Not handling retries properly

Retrying immediately on failure, or retrying with the same interval. The downstream service is overloaded — hammering it with retries makes it worse. Or: no retry at all — a transient network error causes permanent task failure.

Use exponential backoff with jitter: retry after 1s, 2s, 4s, 8s (+ random jitter to prevent thundering herd). Set a max retry count (3-5). After max retries, move to DLQ. Distinguish between retryable errors (timeout, 503) and permanent errors (400, invalid input) — don't retry permanent errors.

♾️

Infinite retry loops

A malformed message causes the worker to crash every time it's processed. Without a max retry limit, the message is retried forever — consuming worker capacity and never succeeding. The queue appears healthy (messages are being processed) but nothing is actually completing.

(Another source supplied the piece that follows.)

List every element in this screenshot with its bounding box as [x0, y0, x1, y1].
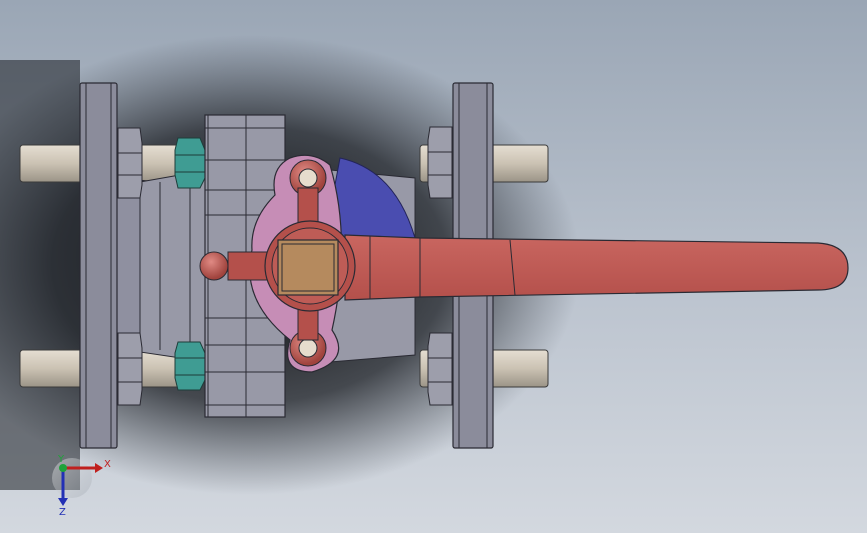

Always set max_retries (3-5 is typical). After max retries, move to DLQ. Log the failure reason with each attempt. Monitor: if the same job has been retried 3 times, it's likely a permanent issue — stop retrying and investigate.

🗑️

Ignoring DLQ

Setting up a DLQ but never monitoring it. Failed messages accumulate silently. Customers never receive their emails, videos are never processed, payments are never completed — and nobody knows until customers complain.

Monitor DLQ depth as a critical metric. Alert immediately when DLQ depth > 0. Build a DLQ dashboard: show failed messages, error reasons, timestamps. Build a replay mechanism: one-click to move messages back to the main queue after fixing the issue. Review DLQ daily as part of operations.

🏋️

Overloading workers

Running 100 concurrent tasks on a worker with 4 CPU cores. Each task uses 100% of a core for transcoding. Workers thrash, tasks take 10x longer, memory runs out, workers crash — creating more retries and more load.

Match worker concurrency to available resources. CPU-bound tasks (transcoding): 1 task per core. I/O-bound tasks (API calls, emails): 10-50 concurrent tasks per worker. Monitor worker CPU, memory, and task duration. Auto-scale workers based on queue depth — add workers when the queue grows, remove when it shrinks.